現在では開発段階の初期からモデルベース開発(シミュレーション)が多用され、また開発初期から部品メーカー、生産工場、営業販売部門での一体企画が行なわれるなど、合理化も推進され開発期間の短縮、無駄の排除が進んでいる。

モデルベース開発の基本概念

その一方で、車両に求められる安全基準は時代とともに強化され、型式認証のために提出する法規に準じた安全に関わる実験項目は大幅に増大している。

そのため、認証のための安全に関する実験の項目も拡大し、衝突試験などに使用する実験車両(認証試作車)の台数は増加せざるをえないのである。だから開発のための試作車を削減する一方で、法規の適合性を確認する試験車両は増大するという矛盾が増大しているのだ。

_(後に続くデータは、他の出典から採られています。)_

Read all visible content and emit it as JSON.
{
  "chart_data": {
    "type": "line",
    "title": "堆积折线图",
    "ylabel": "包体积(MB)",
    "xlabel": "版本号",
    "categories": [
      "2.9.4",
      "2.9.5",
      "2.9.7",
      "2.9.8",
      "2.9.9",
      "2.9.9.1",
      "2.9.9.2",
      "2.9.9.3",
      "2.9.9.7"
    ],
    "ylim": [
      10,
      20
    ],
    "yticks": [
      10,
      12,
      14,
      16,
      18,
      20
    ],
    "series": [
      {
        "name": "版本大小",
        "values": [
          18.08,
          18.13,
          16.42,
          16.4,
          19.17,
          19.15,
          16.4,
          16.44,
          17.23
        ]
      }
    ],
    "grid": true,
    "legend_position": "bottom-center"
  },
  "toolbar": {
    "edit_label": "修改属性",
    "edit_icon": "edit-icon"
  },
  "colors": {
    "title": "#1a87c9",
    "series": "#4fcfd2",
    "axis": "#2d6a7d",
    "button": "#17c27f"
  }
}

また、衝突試験などでは1回毎にばらつきが生じるのも不思議ではない。そのため、複数回の試験を行ない平均値を採用するなども求められるが、複数回の試験を行なうためにはより多くの試験車両が必要になるというジレンマも生じてくる。

また、調査報告書の度々登場する、試験用の車両と実際に求められる車両との仕様に相違がある場合でも、試験に合格したように虚偽記載する例を多く見ることができる。

全面衝突試験におけるエアバッグの問題も、エアバッグ用のECUが試験の段階で調達できなかったために、タイマーによるエアバッグの作動を行なったとされ、問題のECUの入手まで試験を待つことができなかったのである。

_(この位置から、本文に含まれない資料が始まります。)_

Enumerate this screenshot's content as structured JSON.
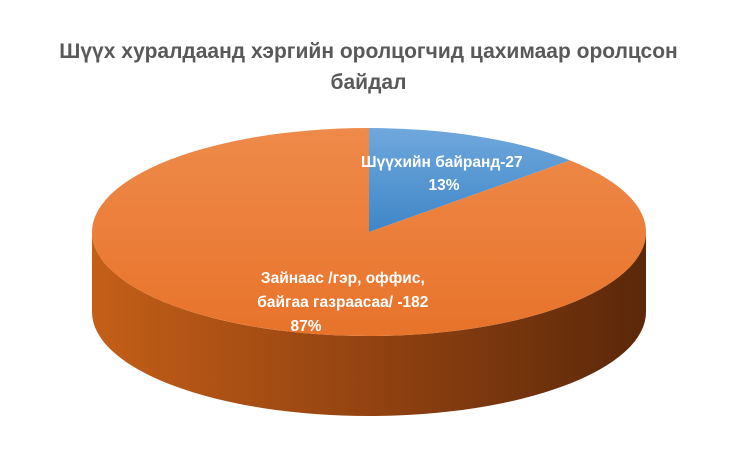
{
  "chart_data": {
    "type": "pie",
    "title": "Шүүх хуралдаанд хэргийн оролцогчид цахимаар оролцсон байдал",
    "slices": [
      {
        "label_lines": [
          "Шүүхийн байранд-27",
          "13%"
        ],
        "value": 27,
        "percent": 13,
        "color": "#5B9BD5"
      },
      {
        "label_lines": [
          "Зайнаас /гэр, оффис,",
          "байгаа газраасаа/ -182",
          "87%"
        ],
        "value": 182,
        "percent": 87,
        "color": "#ED7D31"
      }
    ],
    "style": "3d",
    "legend": "none"
  }
}
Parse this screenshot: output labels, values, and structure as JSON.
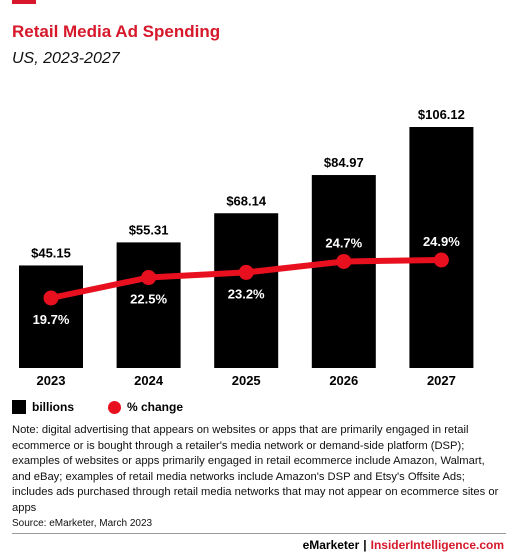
{
  "header": {
    "title": "Retail Media Ad Spending",
    "subtitle": "US, 2023-2027"
  },
  "legend": {
    "bar_label": "billions",
    "line_label": "% change"
  },
  "note": "Note: digital advertising that appears on websites or apps that are primarily engaged in retail ecommerce or is bought through a retailer's media network or demand-side platform (DSP); examples of websites or apps primarily engaged in retail ecommerce include Amazon, Walmart, and eBay; examples of retail media networks include Amazon's DSP and Etsy's Offsite Ads; includes ads purchased through retail media networks that may not appear on ecommerce sites or apps",
  "source": "Source: eMarketer, March 2023",
  "footer": {
    "brand_left": "eMarketer",
    "separator": "|",
    "brand_right": "InsiderIntelligence.com"
  },
  "colors": {
    "accent": "#d7182a",
    "bar": "#000000",
    "line": "#e8101e"
  },
  "chart_data": {
    "type": "bar",
    "categories": [
      "2023",
      "2024",
      "2025",
      "2026",
      "2027"
    ],
    "series": [
      {
        "name": "billions",
        "type": "bar",
        "values": [
          45.15,
          55.31,
          68.14,
          84.97,
          106.12
        ],
        "labels": [
          "$45.15",
          "$55.31",
          "$68.14",
          "$84.97",
          "$106.12"
        ]
      },
      {
        "name": "% change",
        "type": "line",
        "values": [
          19.7,
          22.5,
          23.2,
          24.7,
          24.9
        ],
        "labels": [
          "19.7%",
          "22.5%",
          "23.2%",
          "24.7%",
          "24.9%"
        ]
      }
    ],
    "ylim": [
      0,
      106.12
    ],
    "grid": false,
    "legend_position": "bottom-left"
  }
}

このように見ると、何より重視されるのが開発期間で、販売開始日が決められてしまうと、その日程を変更することはできないようになっている。したがって、販売開始日から逆算して、余裕のある開発期間、開発スケジュールを組むことが合理的であるが、その一方で極限的な開発期間が求められており、こうした課題には根深いものだある。

つまり、トヨタの新興国向け車種の拡大、自社車種拡大など開発車種数が増大し、同時に求められる安全基準の試験項目が拡大しているにもかかわらず、安全法規の基準を確認する試験部門の人員は削減され、限られた試験用車両を使用し、一発で合格することが当然で、とにかく合格させることが求められていたわけである。そのため、再試験はなしで、試験車両や試験データの虚偽記載(174件中の140件)が多発したわけである。

■ダイハツの今後は?

ダイハツと同じトヨタの子会社であった日野自動車は、2022年3月にエンジンの燃費・排ガス試験での不正が発覚し、最終的に型式認証を取り消されるなど前代未聞の事件が発生した。

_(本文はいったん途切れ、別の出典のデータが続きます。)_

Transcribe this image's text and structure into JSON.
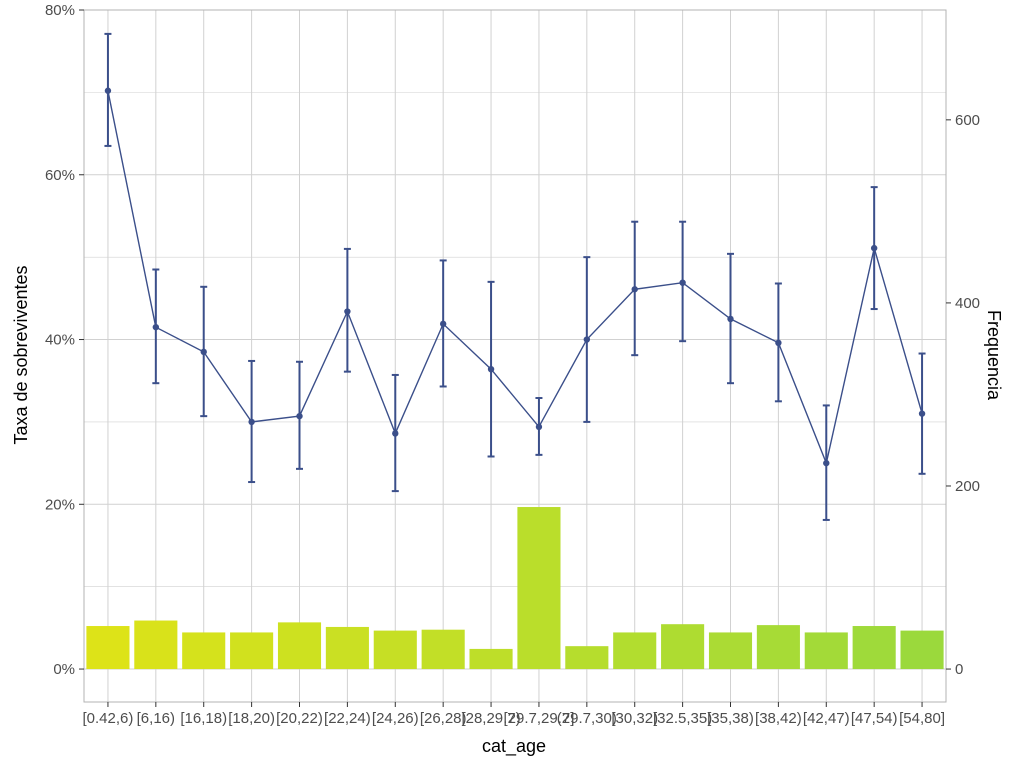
{
  "chart_data": {
    "type": "bar+line",
    "xlabel": "cat_age",
    "ylabel_left": "Taxa de sobreviventes",
    "ylabel_right": "Frequencia",
    "categories": [
      "[0.42,6)",
      "[6,16)",
      "[16,18)",
      "[18,20)",
      "[20,22)",
      "[22,24)",
      "[24,26)",
      "[26,28)",
      "[28,29.7)",
      "[29.7,29.7]",
      "(29.7,30)",
      "[30,32)",
      "[32.5,35)",
      "[35,38)",
      "[38,42)",
      "[42,47)",
      "[47,54)",
      "[54,80]"
    ],
    "left_axis": {
      "ylim": [
        -0.04,
        0.8
      ],
      "ticks": [
        0,
        0.2,
        0.4,
        0.6,
        0.8
      ],
      "tick_labels": [
        "0%",
        "20%",
        "40%",
        "60%",
        "80%"
      ]
    },
    "right_axis": {
      "ylim": [
        -36,
        720
      ],
      "ticks": [
        0,
        200,
        400,
        600
      ],
      "tick_labels": [
        "0",
        "200",
        "400",
        "600"
      ]
    },
    "series": [
      {
        "name": "Frequencia",
        "type": "bar",
        "axis": "right",
        "values": [
          47,
          53,
          40,
          40,
          51,
          46,
          42,
          43,
          22,
          177,
          25,
          40,
          49,
          40,
          48,
          40,
          47,
          42
        ]
      },
      {
        "name": "Taxa de sobreviventes",
        "type": "line",
        "axis": "left",
        "values": [
          0.702,
          0.415,
          0.385,
          0.3,
          0.307,
          0.434,
          0.286,
          0.419,
          0.364,
          0.294,
          0.4,
          0.461,
          0.469,
          0.425,
          0.396,
          0.25,
          0.511,
          0.31
        ],
        "err_low": [
          0.635,
          0.347,
          0.307,
          0.227,
          0.243,
          0.361,
          0.216,
          0.343,
          0.258,
          0.26,
          0.3,
          0.381,
          0.398,
          0.347,
          0.325,
          0.181,
          0.437,
          0.237
        ],
        "err_high": [
          0.771,
          0.485,
          0.464,
          0.374,
          0.373,
          0.51,
          0.357,
          0.496,
          0.47,
          0.329,
          0.5,
          0.543,
          0.543,
          0.504,
          0.468,
          0.32,
          0.585,
          0.383
        ]
      }
    ],
    "grid": true,
    "colors": {
      "line": "#3b4f8a",
      "bar_start": "#dde318",
      "bar_end": "#9bd93c",
      "grid": "#d1d1d1",
      "panel_border": "#b3b3b3"
    }
  }
}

その結果、日野自動車の経営は厳しいと考えられ、親会社のトヨタはダイムラートラックと統合した持株会社を設立し、その傘下に100%子会社として日野自動車と三菱ふそうトラック・バスの統合会社を設立することを決定した。

日野自動車は、この統合により非上場となり、現在50.1%を出資するトヨタは同社の親会社でなくなると予想されている。

ダイハツも今後は厳しい道のりが予想される。不正の発覚した全車種の再試験、国交省との話し合いで、型式認証は再度取り直しになるのか、どうか? こうした状況下で1000億円以上の赤字が予想され、経営が悪化することは不可避と見られている。

その意味で、トヨタの新興国小型車カンパニーとしての位置づけ、ダイハツ・ブランドの行方には不透明感が強くなってきている。